Today TechCrunch, and The Globe over the weekend exposed a rather ugly lawsuit filed by Carbonite against Promise Technology Inc. The Globe quotes: "Carbonite lost the backups of over 7,500 customers in a number of separate incidents, causing serious damage to Carbonite's business and to its reputation as a reliable source for backup data service."
One of the comments on the Globe’s web site reads: “I think it's about time someone takes to task the bloated claims of an industry inundated with false promises, slick marketing and shoddy "high-failure rate" acceptance. Too many of today's technology players rely on smoke and mirrors to lull their customers into a false sense of security”.
Another one chimes in: Promise Technologies reported sales of $300k according to hoovers. Carbonite trusted 7500 customer to an start up. Good luck getting any judge in Massachusetts to hear your case. IDS is just a sandwich between two very stupid group of managers. Carbonite you made $200K in sales, in a $1.2 trillion dollar industy. Grow up...the courts is not the way.”
This from a company that built their marketing on: How will you survive a computer disaster….It turns out this data loss occurred in 2007 – after the Carbonite CEO weighs in on TechCrunch. But has the damage been done?

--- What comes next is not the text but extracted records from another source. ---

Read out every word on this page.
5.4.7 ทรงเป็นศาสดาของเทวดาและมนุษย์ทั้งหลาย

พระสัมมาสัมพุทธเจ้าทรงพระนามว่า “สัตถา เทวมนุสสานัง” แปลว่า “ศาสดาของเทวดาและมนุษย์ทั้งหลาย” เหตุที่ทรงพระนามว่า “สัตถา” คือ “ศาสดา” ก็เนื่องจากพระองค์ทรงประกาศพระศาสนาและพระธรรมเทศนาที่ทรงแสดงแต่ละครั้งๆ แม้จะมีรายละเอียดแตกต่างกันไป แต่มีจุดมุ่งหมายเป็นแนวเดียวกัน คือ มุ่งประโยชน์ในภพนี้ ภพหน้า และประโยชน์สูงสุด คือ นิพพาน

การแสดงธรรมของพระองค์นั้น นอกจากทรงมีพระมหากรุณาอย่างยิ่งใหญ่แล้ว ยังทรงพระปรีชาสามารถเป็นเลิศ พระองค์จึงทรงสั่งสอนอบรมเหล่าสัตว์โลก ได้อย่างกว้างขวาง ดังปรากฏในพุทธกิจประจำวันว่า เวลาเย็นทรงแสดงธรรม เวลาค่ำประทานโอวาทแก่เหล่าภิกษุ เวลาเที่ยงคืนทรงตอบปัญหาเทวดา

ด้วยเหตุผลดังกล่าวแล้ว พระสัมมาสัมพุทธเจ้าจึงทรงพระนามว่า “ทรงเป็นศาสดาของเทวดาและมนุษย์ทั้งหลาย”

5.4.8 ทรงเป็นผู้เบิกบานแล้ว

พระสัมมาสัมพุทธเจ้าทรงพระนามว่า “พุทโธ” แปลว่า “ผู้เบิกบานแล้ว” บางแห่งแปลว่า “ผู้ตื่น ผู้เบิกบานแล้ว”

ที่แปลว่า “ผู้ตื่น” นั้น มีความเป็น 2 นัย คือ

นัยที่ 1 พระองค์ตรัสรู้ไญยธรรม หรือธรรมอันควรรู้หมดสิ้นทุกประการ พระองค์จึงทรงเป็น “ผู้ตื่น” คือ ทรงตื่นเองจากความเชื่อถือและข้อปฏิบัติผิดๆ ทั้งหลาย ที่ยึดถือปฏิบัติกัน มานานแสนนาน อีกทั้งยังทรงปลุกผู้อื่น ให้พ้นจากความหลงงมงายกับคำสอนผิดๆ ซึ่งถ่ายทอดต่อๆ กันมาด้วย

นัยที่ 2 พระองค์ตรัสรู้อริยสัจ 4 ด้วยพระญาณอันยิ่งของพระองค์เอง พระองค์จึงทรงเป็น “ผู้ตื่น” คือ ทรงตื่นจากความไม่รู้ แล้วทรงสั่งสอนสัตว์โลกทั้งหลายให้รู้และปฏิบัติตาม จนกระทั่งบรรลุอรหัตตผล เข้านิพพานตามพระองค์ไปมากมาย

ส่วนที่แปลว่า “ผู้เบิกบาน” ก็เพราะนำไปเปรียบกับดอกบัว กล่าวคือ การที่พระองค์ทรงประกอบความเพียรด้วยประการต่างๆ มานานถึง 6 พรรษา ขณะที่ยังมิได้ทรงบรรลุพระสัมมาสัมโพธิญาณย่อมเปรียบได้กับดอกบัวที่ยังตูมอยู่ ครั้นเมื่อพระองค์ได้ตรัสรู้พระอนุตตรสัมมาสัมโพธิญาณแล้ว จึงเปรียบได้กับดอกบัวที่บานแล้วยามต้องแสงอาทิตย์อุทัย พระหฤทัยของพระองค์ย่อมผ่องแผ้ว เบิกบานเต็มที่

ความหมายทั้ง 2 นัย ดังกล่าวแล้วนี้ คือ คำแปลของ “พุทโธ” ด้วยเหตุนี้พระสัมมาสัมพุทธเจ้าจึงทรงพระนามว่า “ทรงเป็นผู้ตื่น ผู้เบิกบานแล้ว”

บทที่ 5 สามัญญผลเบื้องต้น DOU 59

Curiously enough the comment posts on both TechCrunch and the Globe are devoid of comments from Carbonite – not a single post from the company. So is this an opportunity for the company – who’s CEO in an interview with Scott Kirsner later last year said that the thing that sells online backup for Carbonite is fear – fear of losing your data?
I hope that Carbonite subscribes to one of the online social media research services (like Crimson Hexagon), who can tell them precisely the damage they have done with not addressing this issue head on.